“Home is people. Not a place. If you go back there after the people are gone, then all you can see is what is not there any more.”
― Robin Hobb
When I wrote “High School Memories” yesterday, I said how I wasn’t going to my 50th class reunion this weekend. I didn’t say why, because at the time I really didn’t know why. I’d used the excuses of the expense of flying back to Arlington for only three or four days, the fact that my wife couldn’t go because she has her job and it’s a busy start of the school year in her library (and I really didn’t want to go without her), and the fact that, after fifty years, the people I’d be seeing were “friends” I fleetingly shared a common experience with but have had no connection with since. All valid reasons, but I had the underlying feeling that none of them fully explained why I didn’t really want to go.

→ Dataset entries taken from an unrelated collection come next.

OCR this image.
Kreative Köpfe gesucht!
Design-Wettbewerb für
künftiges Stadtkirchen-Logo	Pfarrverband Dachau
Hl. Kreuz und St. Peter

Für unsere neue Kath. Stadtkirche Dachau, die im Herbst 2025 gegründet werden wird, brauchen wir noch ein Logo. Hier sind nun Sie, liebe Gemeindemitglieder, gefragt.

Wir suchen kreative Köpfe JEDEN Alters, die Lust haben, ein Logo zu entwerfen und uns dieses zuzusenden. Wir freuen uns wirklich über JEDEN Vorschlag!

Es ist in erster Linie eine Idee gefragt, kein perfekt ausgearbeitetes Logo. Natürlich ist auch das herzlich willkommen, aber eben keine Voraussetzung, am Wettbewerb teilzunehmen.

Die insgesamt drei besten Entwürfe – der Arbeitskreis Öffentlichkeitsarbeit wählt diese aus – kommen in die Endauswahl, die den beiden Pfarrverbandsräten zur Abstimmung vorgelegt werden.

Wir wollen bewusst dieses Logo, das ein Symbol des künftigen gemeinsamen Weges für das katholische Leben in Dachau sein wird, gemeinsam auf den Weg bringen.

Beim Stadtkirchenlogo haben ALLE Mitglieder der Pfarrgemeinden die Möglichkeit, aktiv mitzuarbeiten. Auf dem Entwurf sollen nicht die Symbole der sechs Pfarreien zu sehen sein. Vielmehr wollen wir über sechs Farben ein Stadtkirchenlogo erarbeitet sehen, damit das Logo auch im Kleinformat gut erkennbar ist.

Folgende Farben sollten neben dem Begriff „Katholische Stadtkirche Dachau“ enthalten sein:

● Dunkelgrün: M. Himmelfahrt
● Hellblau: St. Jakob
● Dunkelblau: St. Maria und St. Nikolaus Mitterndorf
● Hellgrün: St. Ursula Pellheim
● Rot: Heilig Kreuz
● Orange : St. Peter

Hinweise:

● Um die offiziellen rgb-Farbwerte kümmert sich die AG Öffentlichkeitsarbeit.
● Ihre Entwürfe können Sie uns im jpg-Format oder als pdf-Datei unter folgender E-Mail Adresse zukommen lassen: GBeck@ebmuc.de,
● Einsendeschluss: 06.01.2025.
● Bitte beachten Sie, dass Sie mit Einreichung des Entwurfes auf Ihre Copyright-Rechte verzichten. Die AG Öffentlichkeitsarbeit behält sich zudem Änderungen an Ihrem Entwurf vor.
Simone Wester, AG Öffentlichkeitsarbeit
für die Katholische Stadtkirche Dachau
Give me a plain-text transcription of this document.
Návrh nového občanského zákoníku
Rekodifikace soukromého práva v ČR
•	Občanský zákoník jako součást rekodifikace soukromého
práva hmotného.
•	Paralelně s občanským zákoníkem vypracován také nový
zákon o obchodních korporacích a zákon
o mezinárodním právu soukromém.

Then this morning I read a post (“It’s What We Do”) from a fellow blogger, Stuart Perkins, (storyshucker.wordpress.com). His story of vacationing on the beach as a kid on the Chesapeake Bay with his family and cousins is eeriely like my family’s vacationing history, and evoked in me so many memories about family.
Then I stumbled upon the above quote and it explained everything.
If I went, I could also possibly have met up with the few cousins that still live in the D.C. area, but while we’d have more to talk about, childhood family stories to reminisce about, in truth, they are only just a little more than those school-days friends, the difference only being kinship, the only times I’ve seen any of them over the years since I moved to California has been when I went back for weddings and funerals. And I could have spent precious time with my one dear sister who still lives there. For missing that opportunity, I now kick myself in my own arse.
But what I now realize as the real reason for not going back is what I shared with my siblings that last night together there last summer after Mom’s funeral, when I said that now that she and Dad are both gone, I have no reason to ever come back – the only thing there now are memories of family past and Arlington is no longer “home”, it’s just a place I once knew.
Maybe the day will come when I won’t feel so sad about their absence and I can go there again just to enjoy the monuments and museums. Maybe again to Ocean City where, as a family we spent so many fun weeks on the beach, the boardwalk, and in the ocean. Maybe again back to the mountains and Douthat where we and all the aunts and uncles and cousins stayed and played every summer, on the beach, swimming, fishing and boating, catching salamanders, all the many cousins together in one cabin every night while the adults played canasta together in one of the other cabins.
But just now, if I went back, all I’d see is what is not there any more.